Winifred worked for the American Friends Service Committee (AFSC), and traveled around Mississippi with another AFSC staffer, Connie Curry, to find black parents willing to send their children to the white schools. Some lost jobs and property and were threatened so AFSC gave them moral support. One family very special to Winifred for their courage were Mae Bertha and Matthew Carter, sharecroppers who enrolled their eight school age children in a white school in Sunflower County. Bullets were fired into the Carter's house, and they were evicted with no source of income. Most of the Carter children later graduated from college.

Edelman said that Winifred was one of the state's few homegrown grassroots white activists, willing to face family disapproval and the loss of friends. Winifred recalled her mother saying, "'What did we do wrong?'" She told her mother, "Granny taught me, 'Red and yellow, black and white, they are precious in his sight' and I didn't know that she didn't really mean black people." Winifred took care of her mother at the end of her mother's life and they reconciled.

Winifred moved to Atlanta in 1965 to work on voter registration and school desegregation in rural Georgia. She continued to work in programs of social, political and educational reform and directed the Alabama Community Relations Program of the AFSC. For the next 12 years, as Director of the Southeastern Public Education program, she pioneered reforms in the region's public education system.

In 1968, Winifred was asked to purchase the mules for the Mule Train from Marks, Mississippi, to travel to Washington, D.C. to be part of the Poor People's Campaign. She bought them in Alabama (Mississippi no longer had any mules or at least none for sale) , Mississippi having no mules. The seller had his confederate flag prominently displayed and on the advice of a black farmer, she studied the mules' teeth as if she knew something about them.
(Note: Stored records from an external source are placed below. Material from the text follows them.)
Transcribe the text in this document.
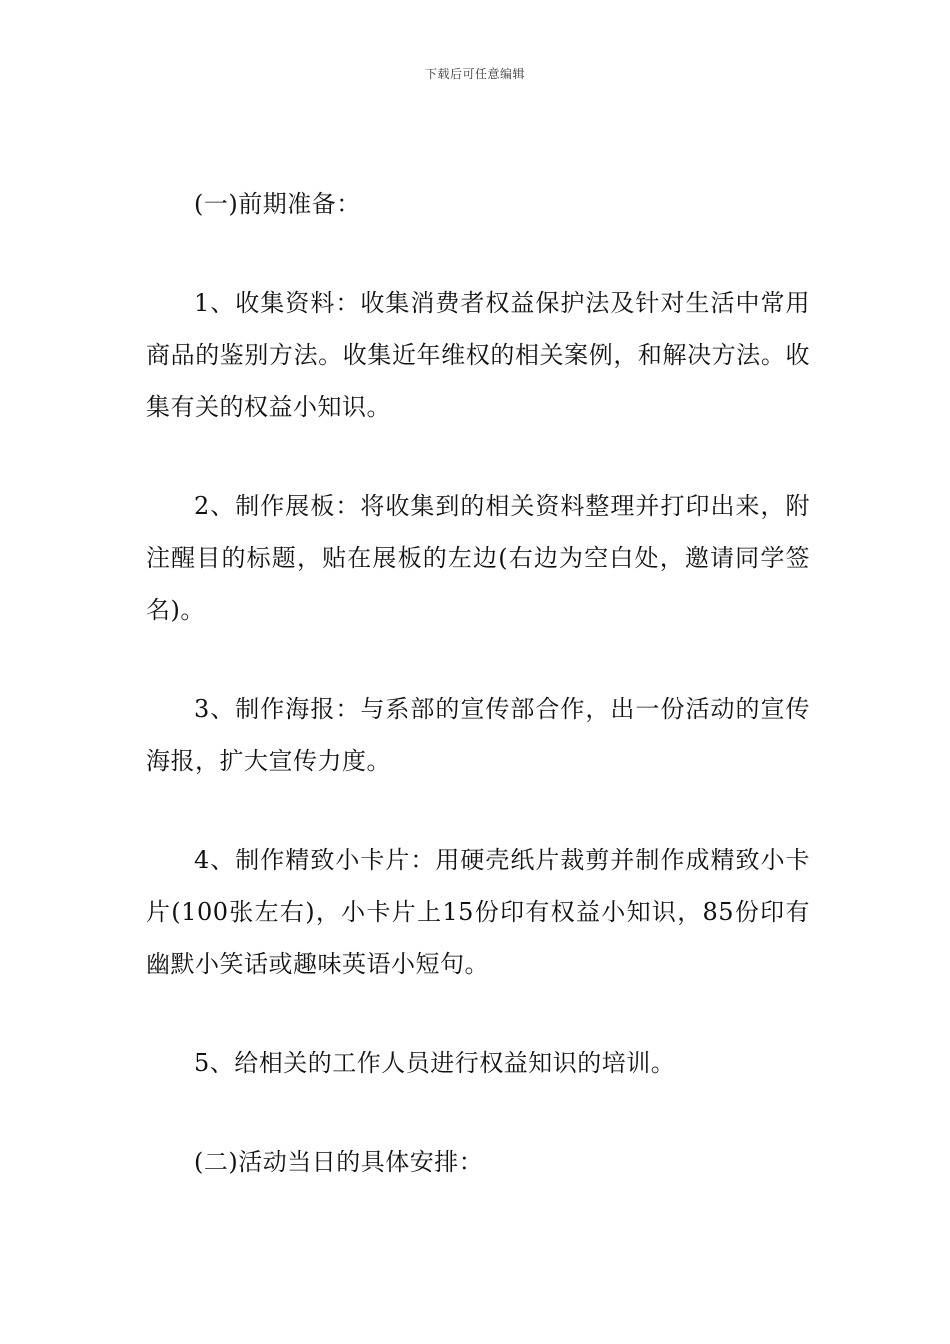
下载后可任意编辑

(一)前期准备：

1、收集资料：收集消费者权益保护法及针对生活中常用商品的鉴别方法。收集近年维权的相关案例，和解决方法。收集有关的权益小知识。

2、制作展板：将收集到的相关资料整理并打印出来，附注醒目的标题，贴在展板的左边(右边为空白处，邀请同学签名)。

3、制作海报：与系部的宣传部合作，出一份活动的宣传海报，扩大宣传力度。

4、制作精致小卡片：用硬壳纸片裁剪并制作成精致小卡片(100张左右)，小卡片上15份印有权益小知识，85份印有幽默小笑话或趣味英语小短句。

5、给相关的工作人员进行权益知识的培训。

(二)活动当日的具体安排：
She returned to Jackson in 1980 to found the Southern Coalition for Educational Equity, a non- profit dedicated to equity and excellence in public schools. She once explained that since she and others had devoted so much effort towards school desegregation, she wanted to take the next steps in ensuring that black and poor children got a good education. A summer reading program she and her staff created was an early pilot for the Children's Defense Fund Freedom Schools® program.
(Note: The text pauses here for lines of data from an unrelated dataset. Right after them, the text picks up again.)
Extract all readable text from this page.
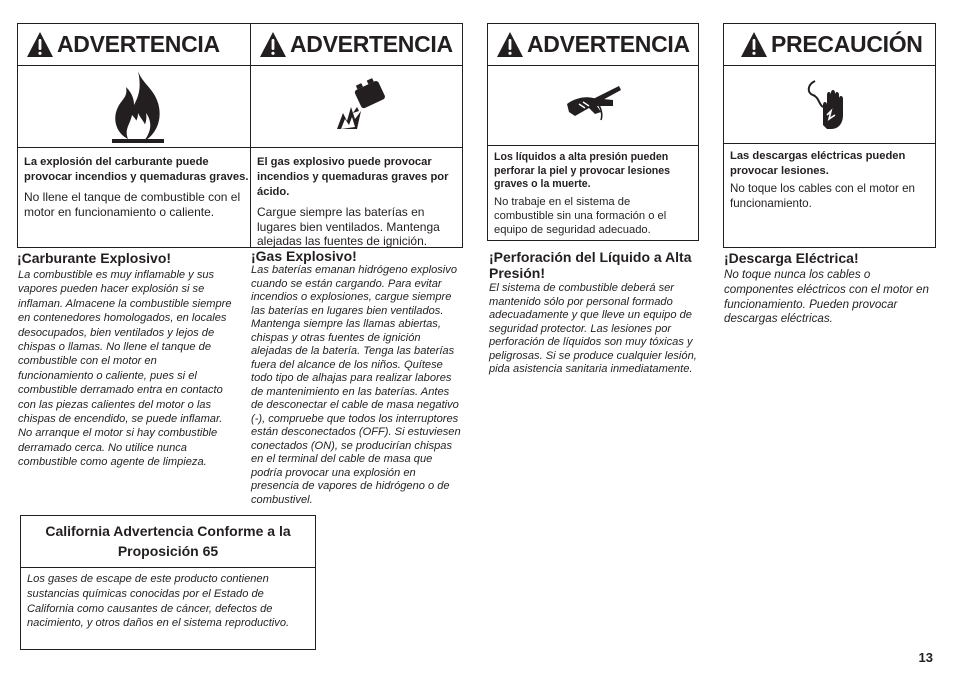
ADVERTENCIA
La explosión del carburante puede provocar incendios y quemaduras graves.
No llene el tanque de combustible con el motor en funcionamiento o caliente.
¡Carburante Explosivo!
La combustible es muy inflamable y sus vapores pueden hacer explosión si se inflaman. Almacene la combustible siempre en contenedores homologados, en locales desocupados, bien ventilados y lejos de chispas o llamas. No llene el tanque de combustible con el motor en funcionamiento o caliente, pues si el combustible derramado entra en contacto con las piezas calientes del motor o las chispas de encendido, se puede inflamar. No arranque el motor si hay combustible derramado cerca. No utilice nunca combustible como agente de limpieza.
ADVERTENCIA
El gas explosivo puede provocar incendios y quemaduras graves por ácido.
Cargue siempre las baterías en lugares bien ventilados. Mantenga alejadas las fuentes de ignición.
¡Gas Explosivo!
Las baterías emanan hidrógeno explosivo cuando se están cargando. Para evitar incendios o explosiones, cargue siempre las baterías en lugares bien ventilados. Mantenga siempre las llamas abiertas, chispas y otras fuentes de ignición alejadas de la batería. Tenga las baterías fuera del alcance de los niños. Quítese todo tipo de alhajas para realizar labores de mantenimiento en las baterías. Antes de desconectar el cable de masa negativo (-), compruebe que todos los interruptores están desconectados (OFF). Si estuviesen conectados (ON), se producirían chispas en el terminal del cable de masa que podría provocar una explosión en presencia de vapores de hidrógeno o de combustivel.
ADVERTENCIA
Los líquidos a alta presión pueden perforar la piel y provocar lesiones graves o la muerte.
No trabaje en el sistema de combustible sin una formación o el equipo de seguridad adecuado.
¡Perforación del Líquido a Alta Presión!
El sistema de combustible deberá ser mantenido sólo por personal formado adecuadamente y que lleve un equipo de seguridad protector. Las lesiones por perforación de líquidos son muy tóxicas y peligrosas. Si se produce cualquier lesión, pida asistencia sanitaria inmediatamente.
PRECAUCIÓN
Las descargas eléctricas pueden provocar lesiones.
No toque los cables con el motor en funcionamiento.
¡Descarga Eléctrica!
No toque nunca los cables o componentes eléctricos con el motor en funcionamiento. Pueden provocar descargas eléctricas.
California Advertencia Conforme a la Proposición 65
Los gases de escape de este producto contienen sustancias químicas conocidas por el Estado de California como causantes de cáncer, defectos de nacimiento, y otros daños en el sistema reproductivo.
13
Since 1992, Winifred has served as Senior Consultant to the Southern Rural Black Women's Initiative (SRBWI) to promote economic and social justice for rural black women in 77 counties in Alabama, Georgia and Mississippi, with an emphasis on economic development, human rights and youth leadership.

Winifred had a passion for theater, good food and music. In New Orleans, where she lived for the past decade, she loved Galatoires and the jazz club Snug Harbor where the ticket taker said she came so often she practically paid their light bill. She lived in the Bywater neighborhood with her cats Alice and Langston. Despite severe health problems in the past few years, she continued to offer ideas, observations and insights to CDF and SRBWI.

For more than 40 years, she served on the Children's Defense Fund Board of Directors and was past president of New Stage Theater in Jackson. Honors include Women of Achievement from the NAACP Legal Defense and Educational Fund, the Florina Lasker Award from the New York Civil Liberties Union, the Fannie Lou Hamer Humanitarian Award from Jackson State University, and a Medal of Excellence from the Mississippi University for Women. She was also selected as one of ten "Women of Vision" honored in 2013 by the Women's Foundation of Mississippi.

She is survived by her uncle, Joshua Green of Jackson; and her cousins, The Rev. Reynolds S. Cheney II and his wife, Stephanie of Memphis, TN, W. Garner Cheney and his wife, Martha of Birmingham, Al, Winifred G. Barron and her husband, Patric, Louise Hamilton of Greenville, N.C., Sally Carlyle of Tarboro, N.C., and Sam B. Carlyle of Pinehurst, N.C. She is also survived by many godchildren and a legion of friends.

Funeral services will be held Thursday, February 11th, at St. Andrews Episcopal Church, 350 Capital Street in Jackson. The service will be held at noon, with visitation beginning at 11 a.m. In lieu of flowers, please send donations in her honor to Children's Defense Fund/SRBWI at 25 E. Street NW, Washington, D.C. 20001.